A medium sized sea ferry sat waiting for us in the harbor as we over slept. The hotel phone rang out in the dark. When I finally figured out that it was real and not a dream, the “Happy Lady” that pointed us around Phuket yesterday, said something I didn’t understand. It sounded like “pick up 10:00” followed by something in Thai. Finding our watch, it was only 8:15 so maybe someone had arranged a wake-up call. But something didn’t sit right, so I sent Alex downstairs to figure it out. He burst back in the door just as fast as he had left saying “we’ve gotta GO”. Clothes, towels and beach gear whirled as we went running to meet a mini van full of other groggy tourists.
The ride out to sea was beautiful and ugly at the same time. Heavy rain clouds and thick fog hung out in the bay. In a way, it reminded me of home, but a lot hotter. Towering islands and rocks that appeared to be floating haunted the horizon. We arrived at the James Bond Island, were The Man with the Golden Gun was filmed, and again felt like cattle. Tourists were everywhere, some of them the disrespecting type, but most of them where shelling out money for souvies made in china. The island was just packed as full as it could be and there were more people coming ashore. Sea-taxis lined up with the edges of their boats touching. One would come in and sandwiching the taxi using the dock. Then tourist climbed over themselves, and the now empty taxi just to get ashore. I wish I could have appreciated the island more, but in truth, it really couldn’t be seen. Back onto our boat, where there was a sense of calmness. The crowds disappeared as the captain drove away.
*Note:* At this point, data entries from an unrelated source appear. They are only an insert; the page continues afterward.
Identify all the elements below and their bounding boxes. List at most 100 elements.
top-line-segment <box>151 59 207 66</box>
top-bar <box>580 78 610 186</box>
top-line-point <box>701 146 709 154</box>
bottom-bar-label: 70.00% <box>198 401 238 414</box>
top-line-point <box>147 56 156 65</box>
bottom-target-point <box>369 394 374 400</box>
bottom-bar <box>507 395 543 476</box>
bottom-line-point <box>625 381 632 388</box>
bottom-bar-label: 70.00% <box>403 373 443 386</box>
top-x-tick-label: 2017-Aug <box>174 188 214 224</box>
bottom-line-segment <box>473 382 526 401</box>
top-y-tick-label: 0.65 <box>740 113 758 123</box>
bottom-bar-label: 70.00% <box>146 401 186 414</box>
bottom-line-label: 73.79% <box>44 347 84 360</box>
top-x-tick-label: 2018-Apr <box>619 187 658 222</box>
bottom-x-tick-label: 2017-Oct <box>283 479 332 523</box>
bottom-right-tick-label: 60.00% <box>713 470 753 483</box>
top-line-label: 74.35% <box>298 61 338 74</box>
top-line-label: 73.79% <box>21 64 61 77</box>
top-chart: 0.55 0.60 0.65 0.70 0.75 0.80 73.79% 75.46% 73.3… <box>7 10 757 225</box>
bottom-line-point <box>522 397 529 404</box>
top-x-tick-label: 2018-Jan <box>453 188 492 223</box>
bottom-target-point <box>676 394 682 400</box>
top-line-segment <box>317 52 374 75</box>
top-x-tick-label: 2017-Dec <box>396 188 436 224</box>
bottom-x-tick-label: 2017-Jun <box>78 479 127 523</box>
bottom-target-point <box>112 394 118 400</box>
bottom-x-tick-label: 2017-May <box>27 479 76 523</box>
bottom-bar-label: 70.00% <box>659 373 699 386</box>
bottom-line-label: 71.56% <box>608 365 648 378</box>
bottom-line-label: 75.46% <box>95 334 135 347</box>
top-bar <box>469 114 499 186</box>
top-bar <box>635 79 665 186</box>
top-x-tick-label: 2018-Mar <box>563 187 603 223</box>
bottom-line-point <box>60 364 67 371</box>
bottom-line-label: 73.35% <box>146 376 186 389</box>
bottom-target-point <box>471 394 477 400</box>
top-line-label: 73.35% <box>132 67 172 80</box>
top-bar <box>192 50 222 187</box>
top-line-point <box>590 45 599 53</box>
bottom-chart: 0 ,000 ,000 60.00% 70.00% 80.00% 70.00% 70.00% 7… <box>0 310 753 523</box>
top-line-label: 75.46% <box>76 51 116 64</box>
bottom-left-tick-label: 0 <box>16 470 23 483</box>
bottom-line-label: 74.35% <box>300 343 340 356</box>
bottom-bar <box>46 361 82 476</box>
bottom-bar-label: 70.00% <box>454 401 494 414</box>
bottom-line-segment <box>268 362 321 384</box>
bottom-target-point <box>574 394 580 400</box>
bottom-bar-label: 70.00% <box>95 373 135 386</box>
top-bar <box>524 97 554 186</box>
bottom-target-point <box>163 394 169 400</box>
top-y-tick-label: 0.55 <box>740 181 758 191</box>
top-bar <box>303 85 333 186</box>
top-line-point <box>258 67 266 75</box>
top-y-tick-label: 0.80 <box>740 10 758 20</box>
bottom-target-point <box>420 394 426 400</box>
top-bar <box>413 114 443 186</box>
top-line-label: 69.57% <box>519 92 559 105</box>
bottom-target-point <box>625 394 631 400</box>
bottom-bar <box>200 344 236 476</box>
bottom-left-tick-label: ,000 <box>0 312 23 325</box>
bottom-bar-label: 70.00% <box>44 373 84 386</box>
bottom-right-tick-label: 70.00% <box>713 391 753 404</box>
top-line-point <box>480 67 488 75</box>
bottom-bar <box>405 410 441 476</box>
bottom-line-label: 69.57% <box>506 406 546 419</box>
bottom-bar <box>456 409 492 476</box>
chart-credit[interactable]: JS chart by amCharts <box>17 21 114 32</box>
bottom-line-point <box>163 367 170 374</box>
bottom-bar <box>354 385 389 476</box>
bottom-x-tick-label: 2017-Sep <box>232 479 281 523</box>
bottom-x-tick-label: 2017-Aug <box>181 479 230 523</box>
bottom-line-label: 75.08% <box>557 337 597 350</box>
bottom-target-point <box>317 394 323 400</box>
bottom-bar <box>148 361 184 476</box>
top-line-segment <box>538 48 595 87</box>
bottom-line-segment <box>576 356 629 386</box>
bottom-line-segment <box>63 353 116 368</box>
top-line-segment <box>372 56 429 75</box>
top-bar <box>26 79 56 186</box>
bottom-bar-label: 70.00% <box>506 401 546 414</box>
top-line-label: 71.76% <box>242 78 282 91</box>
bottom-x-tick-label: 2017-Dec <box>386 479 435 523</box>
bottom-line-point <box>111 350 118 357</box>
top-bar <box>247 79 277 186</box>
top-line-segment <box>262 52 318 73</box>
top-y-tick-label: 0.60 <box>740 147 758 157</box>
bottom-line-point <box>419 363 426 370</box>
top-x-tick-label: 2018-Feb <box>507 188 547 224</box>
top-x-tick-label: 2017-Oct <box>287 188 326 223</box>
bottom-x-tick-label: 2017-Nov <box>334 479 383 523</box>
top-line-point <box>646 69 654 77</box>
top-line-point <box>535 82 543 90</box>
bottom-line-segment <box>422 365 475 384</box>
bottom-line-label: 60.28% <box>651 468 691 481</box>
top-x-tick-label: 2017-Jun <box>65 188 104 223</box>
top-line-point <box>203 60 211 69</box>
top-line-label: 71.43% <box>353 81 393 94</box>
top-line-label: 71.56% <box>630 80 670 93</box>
Sea canoes hit the water with a slap, and natives jumped in the warm water just behind the canoes. We then were encouraged to go two by two into the awaiting canoes. I was impressed about the free style of the activity, as were not even required to wear life jackets. Our guide paddled us around showing us rock figures and sea caves. The caves had absolute darkness, but our guide knew where to go. In some areas, we laid back in the canoe to avoid a skull to rock collision. Beyond the caves, virgin salt-water lagoons rested.
Back to the main boat for a quick lunch of fresh fish and seafood. The wonderful ladies that spoke no English, cooking our meals, seemed to understand my shrimp allergy. They made me special dishes that were vegetarian instead. I wanted to tell them just how happy they had made me, but I didn’t know how. After lunch, there were more caves to be explored. And when the natives got tired of paddling us around, they took us ashore on uninhabited beach. The water was so warm and so clear it was like a dream. For a while, I wondered if I actually answered the phone for this day to begin. We made water angels in the breaking surf as the boat crew set up a game of soccer.
Later for dinner, Alex had an unforgettable experience. He chomped down on the second hottest chili in the world, mistaking it for a green been. His face became red and sweaty as he reached for something, anything to cool the pain. His ears began to ring and pop, and sweat dripped. I felt so bad knowing that pain myself and knowing that I couldn’t really do much. After finishing all the water we had on the table and his plain rice, the burn slowed. The normal antidotes for chili burn are not always easy to get. Milk and juice I have only seen at breakfast, sugar is not always on the table and bread is a special order. But he survived, if only to learn a lesson about being more careful while eating, and to not always trust what is on the plate.